Du côté des devises, nous continuons de surpondérer le yen japonais, que nous considérons comme l’une des occasions les plus intéressantes actuellement. Plusieurs facteurs structurels et cycliques convergent en faveur du yen. Premièrement, la probabilité d’un rapatriement des actifs étrangers par les investisseurs japonais augmente. Comme ces derniers détiennent massivement des actifs en dollars américains et puisque leur détention de placements étrangers représentant désormais une part importante de leurs portefeuilles, même un léger changement dans leurs préférences d’allocation pourrait avoir un impact significatif sur les flux de devises. Deuxièmement, la partie longue de la courbe des taux japonais s’est fortement accentuée, sous l’effet des anticipations d’une poursuite de la normalisation monétaire par la Banque du Japon dans un contexte d’inflation et de hausse des salaires soutenues.

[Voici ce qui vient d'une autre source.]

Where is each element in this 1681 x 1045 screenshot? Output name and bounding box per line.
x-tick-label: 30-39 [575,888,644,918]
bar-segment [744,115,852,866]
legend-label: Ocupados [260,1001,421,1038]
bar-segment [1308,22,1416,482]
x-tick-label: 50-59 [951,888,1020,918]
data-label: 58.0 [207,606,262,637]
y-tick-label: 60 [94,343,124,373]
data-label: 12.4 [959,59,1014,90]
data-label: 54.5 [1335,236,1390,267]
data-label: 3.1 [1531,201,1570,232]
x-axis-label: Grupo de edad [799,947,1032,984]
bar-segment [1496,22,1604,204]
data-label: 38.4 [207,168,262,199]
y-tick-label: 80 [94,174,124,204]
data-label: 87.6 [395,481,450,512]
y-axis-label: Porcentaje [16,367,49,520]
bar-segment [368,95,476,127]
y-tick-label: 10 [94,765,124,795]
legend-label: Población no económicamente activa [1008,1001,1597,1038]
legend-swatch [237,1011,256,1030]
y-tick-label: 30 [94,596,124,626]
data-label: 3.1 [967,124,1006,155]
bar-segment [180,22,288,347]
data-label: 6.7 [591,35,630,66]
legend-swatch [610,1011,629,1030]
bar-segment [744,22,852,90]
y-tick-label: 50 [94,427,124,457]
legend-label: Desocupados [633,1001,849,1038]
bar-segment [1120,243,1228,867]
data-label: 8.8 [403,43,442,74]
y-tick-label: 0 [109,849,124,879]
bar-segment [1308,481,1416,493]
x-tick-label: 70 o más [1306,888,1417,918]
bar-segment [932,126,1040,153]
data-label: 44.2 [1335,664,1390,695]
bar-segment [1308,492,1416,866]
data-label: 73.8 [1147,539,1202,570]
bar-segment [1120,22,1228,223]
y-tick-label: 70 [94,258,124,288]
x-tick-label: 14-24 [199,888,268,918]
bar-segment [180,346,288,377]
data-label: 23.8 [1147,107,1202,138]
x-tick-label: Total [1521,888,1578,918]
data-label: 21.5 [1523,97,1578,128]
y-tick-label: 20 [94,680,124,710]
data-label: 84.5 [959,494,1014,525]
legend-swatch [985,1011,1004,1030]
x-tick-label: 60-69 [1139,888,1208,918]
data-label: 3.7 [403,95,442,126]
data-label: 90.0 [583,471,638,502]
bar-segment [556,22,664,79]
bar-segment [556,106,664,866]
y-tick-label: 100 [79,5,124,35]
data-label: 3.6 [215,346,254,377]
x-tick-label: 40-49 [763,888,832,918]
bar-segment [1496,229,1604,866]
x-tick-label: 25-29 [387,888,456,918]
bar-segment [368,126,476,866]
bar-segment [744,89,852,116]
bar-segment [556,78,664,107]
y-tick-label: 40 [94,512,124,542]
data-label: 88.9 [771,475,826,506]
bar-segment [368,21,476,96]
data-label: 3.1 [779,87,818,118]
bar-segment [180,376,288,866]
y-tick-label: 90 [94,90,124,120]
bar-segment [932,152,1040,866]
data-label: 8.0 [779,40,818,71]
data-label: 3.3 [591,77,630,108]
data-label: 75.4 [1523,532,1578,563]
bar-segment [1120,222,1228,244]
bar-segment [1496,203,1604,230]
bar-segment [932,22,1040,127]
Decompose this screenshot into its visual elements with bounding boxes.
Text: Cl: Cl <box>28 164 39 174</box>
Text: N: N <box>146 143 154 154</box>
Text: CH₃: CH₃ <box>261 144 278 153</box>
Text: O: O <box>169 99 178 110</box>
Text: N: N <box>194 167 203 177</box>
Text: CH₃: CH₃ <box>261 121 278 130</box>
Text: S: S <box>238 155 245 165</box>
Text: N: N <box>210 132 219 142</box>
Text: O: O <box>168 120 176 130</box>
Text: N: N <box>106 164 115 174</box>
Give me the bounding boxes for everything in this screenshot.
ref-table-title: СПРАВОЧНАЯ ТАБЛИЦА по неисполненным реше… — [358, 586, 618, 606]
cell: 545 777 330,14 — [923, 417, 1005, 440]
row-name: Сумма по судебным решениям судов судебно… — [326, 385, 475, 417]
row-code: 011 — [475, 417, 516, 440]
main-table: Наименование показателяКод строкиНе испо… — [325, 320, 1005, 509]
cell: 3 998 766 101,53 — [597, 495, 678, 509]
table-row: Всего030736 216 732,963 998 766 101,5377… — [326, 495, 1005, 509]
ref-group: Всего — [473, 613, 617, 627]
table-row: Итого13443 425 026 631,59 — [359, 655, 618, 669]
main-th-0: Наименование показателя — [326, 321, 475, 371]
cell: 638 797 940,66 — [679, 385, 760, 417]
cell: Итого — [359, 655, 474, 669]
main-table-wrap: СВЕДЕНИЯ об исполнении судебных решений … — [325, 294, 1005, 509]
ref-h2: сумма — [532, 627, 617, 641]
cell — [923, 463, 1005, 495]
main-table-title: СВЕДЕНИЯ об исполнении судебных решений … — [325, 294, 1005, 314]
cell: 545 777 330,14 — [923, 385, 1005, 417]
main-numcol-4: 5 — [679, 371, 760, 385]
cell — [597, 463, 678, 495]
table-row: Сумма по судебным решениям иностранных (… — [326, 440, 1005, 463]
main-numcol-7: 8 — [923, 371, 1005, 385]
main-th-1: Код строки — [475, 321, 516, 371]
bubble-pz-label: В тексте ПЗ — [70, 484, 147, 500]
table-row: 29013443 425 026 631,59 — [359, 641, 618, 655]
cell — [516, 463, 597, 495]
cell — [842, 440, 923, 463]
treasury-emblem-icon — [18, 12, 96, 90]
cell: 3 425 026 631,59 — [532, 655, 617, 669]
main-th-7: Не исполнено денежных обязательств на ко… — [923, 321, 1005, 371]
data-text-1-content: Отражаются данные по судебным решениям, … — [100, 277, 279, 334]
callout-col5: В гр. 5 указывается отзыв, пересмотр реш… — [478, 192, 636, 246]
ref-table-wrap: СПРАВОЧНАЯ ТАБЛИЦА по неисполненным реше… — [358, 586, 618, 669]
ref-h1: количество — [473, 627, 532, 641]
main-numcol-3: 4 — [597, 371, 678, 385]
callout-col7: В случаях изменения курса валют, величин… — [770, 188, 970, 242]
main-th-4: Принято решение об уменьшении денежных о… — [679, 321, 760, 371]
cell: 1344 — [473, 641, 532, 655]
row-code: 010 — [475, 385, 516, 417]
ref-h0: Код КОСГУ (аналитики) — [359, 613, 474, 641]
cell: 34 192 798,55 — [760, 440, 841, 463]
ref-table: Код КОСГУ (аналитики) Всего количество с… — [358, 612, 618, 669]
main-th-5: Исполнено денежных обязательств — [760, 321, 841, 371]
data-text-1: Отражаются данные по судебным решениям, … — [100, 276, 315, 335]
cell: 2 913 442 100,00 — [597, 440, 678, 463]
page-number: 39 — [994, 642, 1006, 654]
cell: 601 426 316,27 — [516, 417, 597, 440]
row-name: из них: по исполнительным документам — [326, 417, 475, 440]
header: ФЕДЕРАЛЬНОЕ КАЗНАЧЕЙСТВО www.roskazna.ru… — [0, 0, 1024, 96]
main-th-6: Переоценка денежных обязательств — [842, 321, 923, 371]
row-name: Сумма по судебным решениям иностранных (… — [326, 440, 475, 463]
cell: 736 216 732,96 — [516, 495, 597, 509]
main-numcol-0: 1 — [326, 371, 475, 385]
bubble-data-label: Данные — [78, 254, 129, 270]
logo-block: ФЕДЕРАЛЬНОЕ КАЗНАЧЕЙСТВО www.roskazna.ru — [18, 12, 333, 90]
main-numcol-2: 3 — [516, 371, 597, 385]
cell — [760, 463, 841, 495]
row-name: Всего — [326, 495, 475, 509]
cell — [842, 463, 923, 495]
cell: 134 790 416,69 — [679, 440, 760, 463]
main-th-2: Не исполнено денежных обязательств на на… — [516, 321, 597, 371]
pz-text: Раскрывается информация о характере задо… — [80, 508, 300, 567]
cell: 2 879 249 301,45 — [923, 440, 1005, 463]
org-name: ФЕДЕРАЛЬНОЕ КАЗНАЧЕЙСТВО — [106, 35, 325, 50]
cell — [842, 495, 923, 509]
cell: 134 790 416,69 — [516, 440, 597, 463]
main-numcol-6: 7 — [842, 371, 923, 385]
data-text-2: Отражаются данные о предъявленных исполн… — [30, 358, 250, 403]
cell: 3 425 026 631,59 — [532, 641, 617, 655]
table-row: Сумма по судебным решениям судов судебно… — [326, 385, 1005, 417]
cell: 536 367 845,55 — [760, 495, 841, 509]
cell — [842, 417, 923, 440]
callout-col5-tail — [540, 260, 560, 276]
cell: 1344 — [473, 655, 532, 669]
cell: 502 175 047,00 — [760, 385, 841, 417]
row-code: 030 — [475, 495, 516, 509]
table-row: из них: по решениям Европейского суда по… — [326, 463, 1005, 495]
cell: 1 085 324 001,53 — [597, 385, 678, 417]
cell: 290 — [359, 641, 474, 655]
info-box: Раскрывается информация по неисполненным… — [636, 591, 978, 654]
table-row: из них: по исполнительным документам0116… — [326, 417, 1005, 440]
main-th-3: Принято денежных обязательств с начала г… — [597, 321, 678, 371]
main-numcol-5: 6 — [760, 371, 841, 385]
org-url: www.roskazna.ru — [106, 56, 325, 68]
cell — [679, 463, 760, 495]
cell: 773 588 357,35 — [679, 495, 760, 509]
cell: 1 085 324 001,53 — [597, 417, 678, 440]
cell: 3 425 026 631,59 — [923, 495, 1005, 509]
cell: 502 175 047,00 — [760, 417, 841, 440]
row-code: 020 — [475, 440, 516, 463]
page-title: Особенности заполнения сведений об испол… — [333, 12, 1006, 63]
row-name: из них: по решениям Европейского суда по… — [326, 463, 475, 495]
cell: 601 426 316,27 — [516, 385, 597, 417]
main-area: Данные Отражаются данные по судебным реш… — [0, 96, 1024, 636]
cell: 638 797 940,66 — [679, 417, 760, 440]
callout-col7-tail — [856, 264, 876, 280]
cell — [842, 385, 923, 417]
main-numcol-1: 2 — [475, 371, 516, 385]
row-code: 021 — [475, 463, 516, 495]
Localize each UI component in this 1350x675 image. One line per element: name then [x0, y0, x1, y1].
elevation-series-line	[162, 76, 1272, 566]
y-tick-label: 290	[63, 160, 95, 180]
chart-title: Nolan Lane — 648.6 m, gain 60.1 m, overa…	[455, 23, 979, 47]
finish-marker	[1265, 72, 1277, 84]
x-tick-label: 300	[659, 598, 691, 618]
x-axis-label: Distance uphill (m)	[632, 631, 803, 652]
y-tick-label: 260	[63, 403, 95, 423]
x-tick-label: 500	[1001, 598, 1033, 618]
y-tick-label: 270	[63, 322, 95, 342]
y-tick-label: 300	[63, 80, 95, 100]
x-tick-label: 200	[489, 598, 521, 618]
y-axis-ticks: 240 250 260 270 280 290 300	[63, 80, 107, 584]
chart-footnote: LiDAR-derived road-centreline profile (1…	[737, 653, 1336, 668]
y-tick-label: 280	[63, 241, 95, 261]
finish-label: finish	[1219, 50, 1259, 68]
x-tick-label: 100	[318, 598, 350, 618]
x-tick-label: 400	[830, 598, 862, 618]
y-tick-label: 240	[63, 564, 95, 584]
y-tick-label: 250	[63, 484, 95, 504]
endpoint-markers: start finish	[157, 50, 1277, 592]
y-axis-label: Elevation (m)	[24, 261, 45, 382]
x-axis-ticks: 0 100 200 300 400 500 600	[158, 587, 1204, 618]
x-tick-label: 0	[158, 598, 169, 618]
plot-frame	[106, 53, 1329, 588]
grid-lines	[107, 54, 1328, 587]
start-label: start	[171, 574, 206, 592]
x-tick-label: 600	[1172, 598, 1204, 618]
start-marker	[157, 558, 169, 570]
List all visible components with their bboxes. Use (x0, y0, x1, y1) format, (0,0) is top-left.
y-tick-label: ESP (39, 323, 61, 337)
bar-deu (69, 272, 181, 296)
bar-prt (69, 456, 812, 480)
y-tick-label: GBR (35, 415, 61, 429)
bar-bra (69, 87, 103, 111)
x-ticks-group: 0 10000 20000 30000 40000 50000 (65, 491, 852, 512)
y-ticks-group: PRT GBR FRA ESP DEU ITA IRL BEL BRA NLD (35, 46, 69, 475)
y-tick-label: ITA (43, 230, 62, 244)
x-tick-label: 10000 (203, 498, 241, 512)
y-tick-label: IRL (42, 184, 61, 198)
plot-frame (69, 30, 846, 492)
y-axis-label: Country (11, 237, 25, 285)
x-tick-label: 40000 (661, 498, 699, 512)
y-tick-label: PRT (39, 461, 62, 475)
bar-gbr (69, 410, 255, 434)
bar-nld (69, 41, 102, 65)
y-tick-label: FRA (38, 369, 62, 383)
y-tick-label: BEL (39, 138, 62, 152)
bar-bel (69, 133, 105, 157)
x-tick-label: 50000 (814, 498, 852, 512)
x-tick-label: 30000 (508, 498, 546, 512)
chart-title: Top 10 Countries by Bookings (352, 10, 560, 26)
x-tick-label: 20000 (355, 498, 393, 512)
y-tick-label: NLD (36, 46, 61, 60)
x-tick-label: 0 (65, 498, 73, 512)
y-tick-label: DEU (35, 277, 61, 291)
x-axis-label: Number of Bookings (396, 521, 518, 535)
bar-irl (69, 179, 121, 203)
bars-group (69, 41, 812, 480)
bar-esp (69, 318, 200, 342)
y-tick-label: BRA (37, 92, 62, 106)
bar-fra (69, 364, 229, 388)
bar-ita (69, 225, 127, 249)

Ce contexte a rendu les actifs japonais plus attrayants sur une base relative, d’autant plus que l’attrait des titres à revenu fixe américains diminue en raison des risques budgétaires croissants et de l’affaiblissement du dollar. La combinaison de taux locaux plus élevés et d’un appétit réduit pour les achats d’obligations étrangères non couvertes devrait soutenir la tendance à l’appréciation du yen. De plus, la devise japonaise conserve ses caractéristiques de valeur refuge, en particulier dans un contexte d’incertitude élevée.
Nous surpondérons également le dollar canadien. Bien que l’imposition de tarifs douaniers par les États-Unis ait suscité des inquiétudes, nous pensons que le consensus pourrait surestimer l’impact potentiel sur la croissance canadienne. Les fondamentaux macroéconomiques du Canada se sont affaiblis, mais pas de manière spectaculaire; la devise pourrait bénéficier de toute surprise positive dans les données canadiennes ou de signes indiquant que l’impact des tarifs douaniers est moins grave que prévu. Dans ce contexte, le dollar canadien offre à la fois un potentiel de hausse cyclique et une certaine protection contre une faiblesse plus généralisée du dollar américain.